Let us load our first XGBoost model using the sklearn API. As our problem is a regression problem we create the following object.

xgbr = xgb.XGBRegressor(
    objective ='reg:squarederror',
    n_estimators = 100,
    max_depth=3,  # Also available: `max_leaves`
    learning_rate = 0.1,
    colsample_bytree = 0.7,
)

We have included a few optional arguments here to discuss.

  • objective: This argument corresponds to the XGBoost API when selecting the model. The default for the XGBRegressor is 'reg:squarederror'; this tells the API that we have a regression problem, and our penalty is the mean-squared error function. Not needed to be specified in the sklearn API.
  • n_estimators: This is the (max) number of stumps to include in our model.
  • max_depth: This controls the largest depth each stump can grow to. Recall that we want weak learners--stumps!--so this parameter is usually very low.
  • learning_rate: This is a multiplier to reduce the amount each successive stump (estimating the gradient/residual) contributes to the overall prediction.
  • colsample_bytree: This argument tells the model to randomly choose a proportion of the features when training each stump. The right balance here helps to prevent from over fitting; however too low a value could lead to under fitting.

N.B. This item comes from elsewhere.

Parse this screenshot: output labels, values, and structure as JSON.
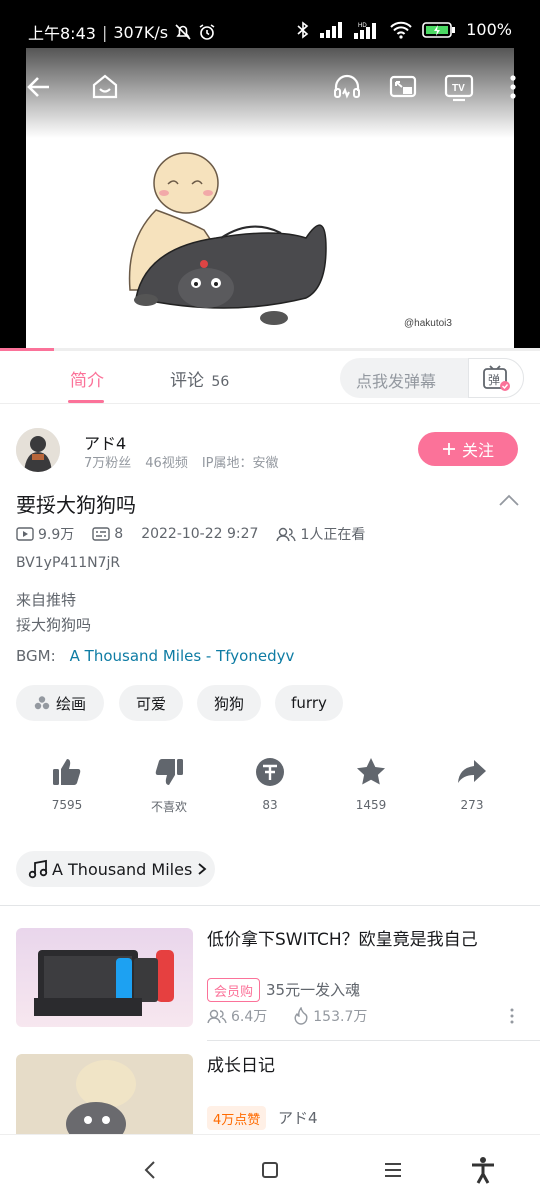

Just as in the sklearn interface, we can fit our numpy data and run analysis on the predictions from the test data.

from sklearn.metrics import mean_squared_error

xgbr.fit(X_train, y_train)
preds = xgbr.predict(X_test)
rmse = np.sqrt(mean_squared_error(y_test, preds))

print(f"RMSE: {rmse}")

The RMSE value here is intuitive, as it describes our total prediction error away from the mean in the units of the target variable, compressive strength (MPa):

RMSE: 5.14

Alone, this value doesn't tell us a great deal. The reported RMSE is useful to compare different modeling paradigms. We shall use the XGBoost API to further inspect our model performance through cross validation.

Firstly, let's look through some other useful tools in our model. First of all we can save our trained model with xgbr.save_model('model.json'). Loading the corresponding file is achieved with xgbr.load_model('model.json').

We can determine the R2R^2-value of the prediction-vs.-ground truth curve using xgbr.score(X_test, y_test), which for this model returns

0.90

Note that, straight out of the box the XGBoost model equals the performance of our Random Forest predictor, also scoring 0.90. We hope to improve upon this with careful hyper-parameter selection.

Visualise the stumps


XGBoost has a utility for plotting the tree decisions. That's given by the following function.

xgb.plot_tree(xgbr, num_trees=0)
XGBoost decision graph

Figure 1. The decision graph for the first tree in the model.

This figure displays a graph of the first weak leaner (setting num_trees to zero). The first learner is the most meaningful to asses as it attempts to model the solution directly, whereas each subsequent tree is learning the error from the previous.